O ex-presidente da Câmara dos Representantes da Nigéria, Yakubu Dogara, manifestou forte apoio às propostas de reforma tributária do presidente Bola Tinubu, descrevendo-o como um líder disposto a tomar decisões corajosas mesmo a um custo pessoal. Em discurso durante a 14ª convocação e 17º aniversário da Achievers University, em Ondo, Dogara enfatizou que qualquer líder transformador deve ser corajoso e não pode simplesmente permitir que a história aconteça, mas sim fazê-la ativamente.

Dogara abordou especificamente as reformas tributárias, afirmando: "Apoio as reformas tributárias do presidente não porque são perfeitas, mas porque é a coisa certa a fazer". Ele criticou aqueles que se opõem às reformas sem apresentar alternativas melhores, caracterizando sua posição como "politicamente fraca, tenra e pueril".

O ex-líder parlamentar destacou que as reformas incluem medidas para proteger os nigerianos de baixa renda, como a isenção do impuição Pay-As-You-Earn (PAYE) para quem ganha menos de ₦1 milhão por ano e isenção de IVA em itens essenciais como transporte, aluguel e alimentos.

Contexto da "Economia Vudu": Crise Fiscal e Desafios Estruturais

As declarações de Dogara ocorrem em um contexto de extrema dificuldade econômica na Nigéria.
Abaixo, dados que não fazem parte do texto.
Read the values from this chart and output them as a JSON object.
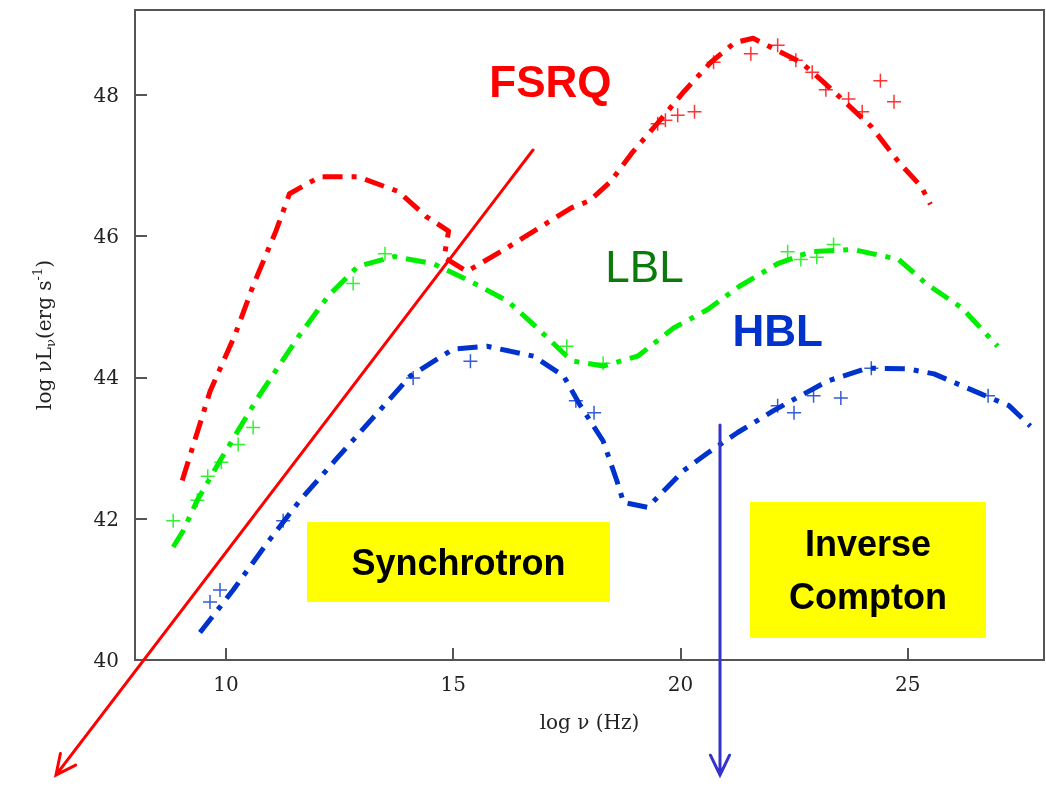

O país enfrenta o que analistas descrevem como uma "economia vudu" - um termo que caracteriza políticas econômicas insustentáveis que criam uma ilusão de crescimento através de expedientes fiscais arriscados, em vez de fundamentos econômicos sólidos.

Esta situação é caracterizada por:

  • Déficits fiscais crônicos: Entre 2021 e 2024, a Nigéria acumulou déficits fiscais superiores a ₦30 trilhões, com o governo consistentemente gastando mais do que arrecada.
  • Dívida pública explosiva: A dívida pública total disparou de ₦27,4 trilhões em 2020 para ₦144,6 trilhões no final de 2024 - um aumento de mais de cinco vezes em apenas cinco anos.
  • Altos custos de serviço da dívida: Quase 80% da receita do governo é consumida pelo serviço da dívida, deixando recursos inadequados para investimentos críticos em infraestrutura, saúde e educação.
  • Inflação elevada: A inflação atingiu pico de 34,8% em 2024, com inflação alimentar chegando a 40,7% no mesmo ano, antes de moderar para 21,8% em 2025.
  • Reformas dolorosas: A desvalorização da moeda (com o naira caindo mais de 100% entre outubro de 2023 e outubro de 2024) e a remoção dos subsídios aos combustíveis (que elevou o preço da gasolina em quase 500%) contribuíram para uma crise de custo de vida sem precedentes [citation:10].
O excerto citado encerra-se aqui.